As broadly expected by several economists, Reserve Bank Governor Lesetja Kganyago announced a cut of 25 basis points to the repo rate on Thursday afternoon, despite the CPI print for October moving upward to 3.6%.
This was the first monetary policy committee (MPC) meeting since finance minister Enoch Godongwana announced that the official inflation target would be adjusted downwards for the first time in 25 years, to 3%.
“The MPC decided to reduce the policy rate by 25 basis points, to 6.75%, with effect from November 20. The decision was unanimous. Members agreed there was scope now to make the policy stance less restrictive, in the context of an improved inflation outlook.”
At the briefing, Kganyago told reporters that as the central bank moves from a range target to a point target with a tolerance band, it was important to understand what the new target meant.
“The tolerance band, of one percentage point either side of 3%, does not mean we will be indifferent to inflation anywhere between 2% and 4%. We want to be at 3%.
“However, no central bank has the tools to deliver inflation at an exact point all the time.
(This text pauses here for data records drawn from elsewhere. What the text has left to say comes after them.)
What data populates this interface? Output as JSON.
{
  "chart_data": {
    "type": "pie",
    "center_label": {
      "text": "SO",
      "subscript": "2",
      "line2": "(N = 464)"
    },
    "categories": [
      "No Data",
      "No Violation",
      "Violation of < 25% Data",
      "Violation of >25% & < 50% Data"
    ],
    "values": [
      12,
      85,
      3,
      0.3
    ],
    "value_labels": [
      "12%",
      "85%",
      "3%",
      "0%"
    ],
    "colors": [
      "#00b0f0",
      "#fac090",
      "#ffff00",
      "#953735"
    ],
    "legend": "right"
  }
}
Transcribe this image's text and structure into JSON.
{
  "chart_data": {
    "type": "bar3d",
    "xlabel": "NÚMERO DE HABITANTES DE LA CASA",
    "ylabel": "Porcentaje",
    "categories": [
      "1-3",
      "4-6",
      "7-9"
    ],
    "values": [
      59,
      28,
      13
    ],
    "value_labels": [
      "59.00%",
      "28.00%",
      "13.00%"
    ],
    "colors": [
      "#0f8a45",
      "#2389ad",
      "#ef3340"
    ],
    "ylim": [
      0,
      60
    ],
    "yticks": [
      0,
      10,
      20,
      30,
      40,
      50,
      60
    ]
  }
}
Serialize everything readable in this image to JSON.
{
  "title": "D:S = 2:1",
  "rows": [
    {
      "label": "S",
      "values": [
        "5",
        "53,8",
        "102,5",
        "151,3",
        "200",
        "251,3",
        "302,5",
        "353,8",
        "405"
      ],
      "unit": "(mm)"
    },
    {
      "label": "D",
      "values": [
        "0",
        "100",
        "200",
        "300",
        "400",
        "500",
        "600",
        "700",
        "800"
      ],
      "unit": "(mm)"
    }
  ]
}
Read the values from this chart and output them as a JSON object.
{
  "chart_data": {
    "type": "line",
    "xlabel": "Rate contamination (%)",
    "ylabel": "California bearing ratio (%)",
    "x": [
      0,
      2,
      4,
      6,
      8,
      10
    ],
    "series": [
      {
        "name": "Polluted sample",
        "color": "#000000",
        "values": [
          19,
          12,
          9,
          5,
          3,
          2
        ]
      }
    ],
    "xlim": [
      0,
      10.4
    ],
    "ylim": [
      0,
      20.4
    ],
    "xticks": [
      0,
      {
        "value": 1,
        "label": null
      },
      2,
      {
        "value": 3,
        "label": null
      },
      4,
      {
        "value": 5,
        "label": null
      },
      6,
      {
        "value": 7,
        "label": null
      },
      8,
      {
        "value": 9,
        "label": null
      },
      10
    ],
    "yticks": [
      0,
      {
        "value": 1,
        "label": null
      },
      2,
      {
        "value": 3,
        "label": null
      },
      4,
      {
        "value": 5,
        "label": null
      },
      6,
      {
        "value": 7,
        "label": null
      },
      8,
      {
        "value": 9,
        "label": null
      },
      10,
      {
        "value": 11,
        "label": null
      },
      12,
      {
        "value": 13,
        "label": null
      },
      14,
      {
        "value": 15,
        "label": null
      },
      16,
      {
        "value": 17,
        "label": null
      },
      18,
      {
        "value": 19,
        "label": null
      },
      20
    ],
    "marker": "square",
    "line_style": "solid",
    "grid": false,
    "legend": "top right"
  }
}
As flexible inflation targeters, we also recognise that trying to offset all price shocks would create undesirable volatility in output.”
He said South Africa continued to see this pressure as temporary, with inflation heading lower again from the beginning of next year, also noting that recent outcomes have undershot forecasts slightly.
“Because of these downside surprises, together with a stronger rand and a lower oil price assumption, we have small downward revisions to our inflation outlook for both 2025 and 2026. We remain on track to deliver 3% inflation over the medium term.”
He acknowledged that the risks to the growth outlook were assessed as balanced and that inflation had accelerated in recent months, reaching 3.6% for October.
“Growth is looking steadier than it was last year. The outcome of the second quarter surprised on the upside, and the third-quarter indicators are looking broadly positive. Our 2025 growth forecast has therefore been revised slightly higher to 1.3%.
“We continue to see growth nearing 2% over the forecast horizon. Employment has also been rising. Household spending has been relatively strong to date, supported by wealth effects, further withdrawals from two-pot pension savings, and lower inflation and interest rates.”
He warned that investment had disappointed, although a second-half recovery in investment is expected. Growth is better but not yet healthy, with risks to the growth outlook assessed as balanced, he said.